そして今シーズン。「ヤり返せ!」というスローガンを掲げた髙津監督は、どんなビジョンでチーム再建を図り、長いシーズンを戦っていくのか。本連載では、今年もインタビュアーに長谷川晶一氏を迎え、雪辱を誓う髙津監督のマネジメント術をお届けしていく。
(インタビュアー:長谷川晶一)
――開幕から2週間が経過しました。神宮球場での開幕3連戦は2勝1分と幸先のいいスタートを切りましたが、直後に4連敗も喫して、12日の試合前時点では3勝6敗1分となっています。この間、開幕戦でいきなり、キャプテンの山田哲人選手、クローザーの田口麗斗投手が離脱する非常事態に見舞われました。

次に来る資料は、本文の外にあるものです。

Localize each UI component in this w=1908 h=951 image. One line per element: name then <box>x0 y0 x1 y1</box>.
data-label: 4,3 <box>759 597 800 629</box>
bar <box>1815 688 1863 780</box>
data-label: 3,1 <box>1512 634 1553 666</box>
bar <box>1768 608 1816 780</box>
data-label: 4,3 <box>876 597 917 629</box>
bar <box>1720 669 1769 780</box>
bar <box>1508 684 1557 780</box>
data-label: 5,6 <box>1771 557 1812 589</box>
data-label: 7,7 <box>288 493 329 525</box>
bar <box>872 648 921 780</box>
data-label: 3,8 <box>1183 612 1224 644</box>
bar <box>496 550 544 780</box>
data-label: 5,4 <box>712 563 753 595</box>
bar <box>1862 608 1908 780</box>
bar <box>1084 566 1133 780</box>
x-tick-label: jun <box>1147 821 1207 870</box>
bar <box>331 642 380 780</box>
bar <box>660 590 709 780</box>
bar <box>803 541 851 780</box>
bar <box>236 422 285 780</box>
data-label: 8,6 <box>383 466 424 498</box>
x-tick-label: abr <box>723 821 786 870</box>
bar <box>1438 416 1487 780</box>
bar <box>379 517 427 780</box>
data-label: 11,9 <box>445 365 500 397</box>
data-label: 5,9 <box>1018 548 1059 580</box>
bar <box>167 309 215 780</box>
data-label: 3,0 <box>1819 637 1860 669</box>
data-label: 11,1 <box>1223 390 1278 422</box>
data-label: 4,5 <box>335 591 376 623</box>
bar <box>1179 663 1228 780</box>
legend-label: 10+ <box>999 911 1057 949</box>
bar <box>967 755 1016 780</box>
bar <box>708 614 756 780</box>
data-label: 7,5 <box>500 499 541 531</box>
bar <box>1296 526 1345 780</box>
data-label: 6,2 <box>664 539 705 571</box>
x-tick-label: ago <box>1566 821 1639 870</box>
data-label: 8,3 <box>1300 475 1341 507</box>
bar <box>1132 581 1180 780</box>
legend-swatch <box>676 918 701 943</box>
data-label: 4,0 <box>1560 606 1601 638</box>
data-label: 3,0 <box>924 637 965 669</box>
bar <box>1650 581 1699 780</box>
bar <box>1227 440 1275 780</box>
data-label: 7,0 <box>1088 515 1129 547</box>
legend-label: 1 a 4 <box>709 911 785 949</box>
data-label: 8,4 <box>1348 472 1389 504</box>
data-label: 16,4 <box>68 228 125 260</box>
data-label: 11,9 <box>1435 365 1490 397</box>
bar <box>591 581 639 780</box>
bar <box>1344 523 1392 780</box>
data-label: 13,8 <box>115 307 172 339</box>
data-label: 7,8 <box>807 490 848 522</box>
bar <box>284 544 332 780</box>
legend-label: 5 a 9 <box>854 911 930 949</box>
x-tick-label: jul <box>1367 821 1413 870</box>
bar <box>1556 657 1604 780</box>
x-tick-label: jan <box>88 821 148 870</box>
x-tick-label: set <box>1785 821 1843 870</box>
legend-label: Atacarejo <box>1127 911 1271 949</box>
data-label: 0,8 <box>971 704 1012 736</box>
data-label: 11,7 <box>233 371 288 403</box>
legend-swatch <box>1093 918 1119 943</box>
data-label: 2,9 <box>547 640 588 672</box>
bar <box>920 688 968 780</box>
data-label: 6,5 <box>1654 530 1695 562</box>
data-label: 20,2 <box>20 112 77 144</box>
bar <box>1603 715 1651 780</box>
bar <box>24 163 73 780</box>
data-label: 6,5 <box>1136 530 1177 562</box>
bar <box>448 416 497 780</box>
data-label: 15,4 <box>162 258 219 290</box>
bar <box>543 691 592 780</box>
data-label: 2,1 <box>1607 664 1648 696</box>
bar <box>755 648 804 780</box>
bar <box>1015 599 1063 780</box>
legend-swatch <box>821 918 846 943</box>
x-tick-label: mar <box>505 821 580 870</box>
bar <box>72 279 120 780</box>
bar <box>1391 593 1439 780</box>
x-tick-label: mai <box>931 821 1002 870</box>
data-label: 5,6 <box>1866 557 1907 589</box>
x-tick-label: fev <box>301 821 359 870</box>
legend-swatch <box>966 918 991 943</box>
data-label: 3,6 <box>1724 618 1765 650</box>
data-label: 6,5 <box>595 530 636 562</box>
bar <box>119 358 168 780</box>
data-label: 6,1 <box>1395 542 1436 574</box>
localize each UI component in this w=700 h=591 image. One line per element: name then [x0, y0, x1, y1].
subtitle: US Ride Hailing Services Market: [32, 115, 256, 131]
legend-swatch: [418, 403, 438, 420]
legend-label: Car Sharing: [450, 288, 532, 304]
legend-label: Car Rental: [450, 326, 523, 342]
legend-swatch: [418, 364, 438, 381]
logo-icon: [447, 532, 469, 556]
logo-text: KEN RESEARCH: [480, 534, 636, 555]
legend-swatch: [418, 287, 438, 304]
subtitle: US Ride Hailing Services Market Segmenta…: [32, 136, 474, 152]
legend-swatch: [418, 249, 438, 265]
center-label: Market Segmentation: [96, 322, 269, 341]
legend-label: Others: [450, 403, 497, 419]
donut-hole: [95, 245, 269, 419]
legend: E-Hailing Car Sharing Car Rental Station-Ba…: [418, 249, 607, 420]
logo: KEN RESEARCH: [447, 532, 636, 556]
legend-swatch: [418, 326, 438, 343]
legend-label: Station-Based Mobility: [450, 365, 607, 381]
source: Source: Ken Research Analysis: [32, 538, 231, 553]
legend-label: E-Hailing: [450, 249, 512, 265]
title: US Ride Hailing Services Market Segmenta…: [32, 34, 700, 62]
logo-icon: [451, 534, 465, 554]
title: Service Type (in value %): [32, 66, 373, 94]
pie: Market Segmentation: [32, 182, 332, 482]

髙津 詳しい状況は話せないけど、哲人に関しては何度も繰り返しているので、そんなにすぐによくなるとは考えていません。「少し時間がかかるだろう」というつもりで、他の選手たちに何とかカバーしてもらいたいと思っています。田口に関しては、まだ万全の状態ではないので、「もう一度、きちんと調整した方がいいだろう」という判断で、ファームに行ってもらうことにしました。
――「クローザー不在」ということで、開幕前に考えていた「勝利の方程式」の再編を余儀なくされることとなりましたが、この点についてはどう対応していきますか?
髙津 あの時点としては、あえて代役を決めることはせず、流動的に考えることにしました。「7回だから誰、8回だから彼、9回は……」と固定せずに、試合展開や相手打線、相性等によって変えていくつもりでした。
――監督は常々、「四番とクローザーは固定したい」と話しています。「不動のクローザーがいない」ということは、監督にとってはどのような心境なのでしょうか?
髙津 最後に投げる人が決まっていないということは、決していいことだとは思っていません。けれども、「田口がいないから、代わりに彼を使おう」というほど、クローザーは誰にでも務まるポジションではないので、ひとまずは「固定せずに流動的に」と考えました。田口が戻ってくるまでの間に、誰かに固定するかもしれないし、固定できなければ、みんなに頑張ってもらうしかない。そう考えています。セカンドと抑えが決まっていない今が、他の選手にとっては大チャンスなんですが……なかなか上手くいっていないのが現状です。
――4連敗期間中は、先発投手陣が試合を作るものの、中継ぎ陣がリードを守れずに逆転を許してしまう場面が目立ちましたが、7日のタイガース戦では、清水昇投手に9回を託して勝利をつかみました。
髙津 さっきも言ったように、後ろの投手はできるだけ固定して、「それで打たれたらしょうがない」という形にするのが理想です。清水の場合は、開幕早々2敗を喫してしまった。モヤモヤした思いを抱えたまま間隔を空けたくなかったので、大事な場面を任せました。これは僕にとってもある意味では賭けでしたが、うまくいってよかったです。ただ、そこを固定できていないモロさも出てしまいました。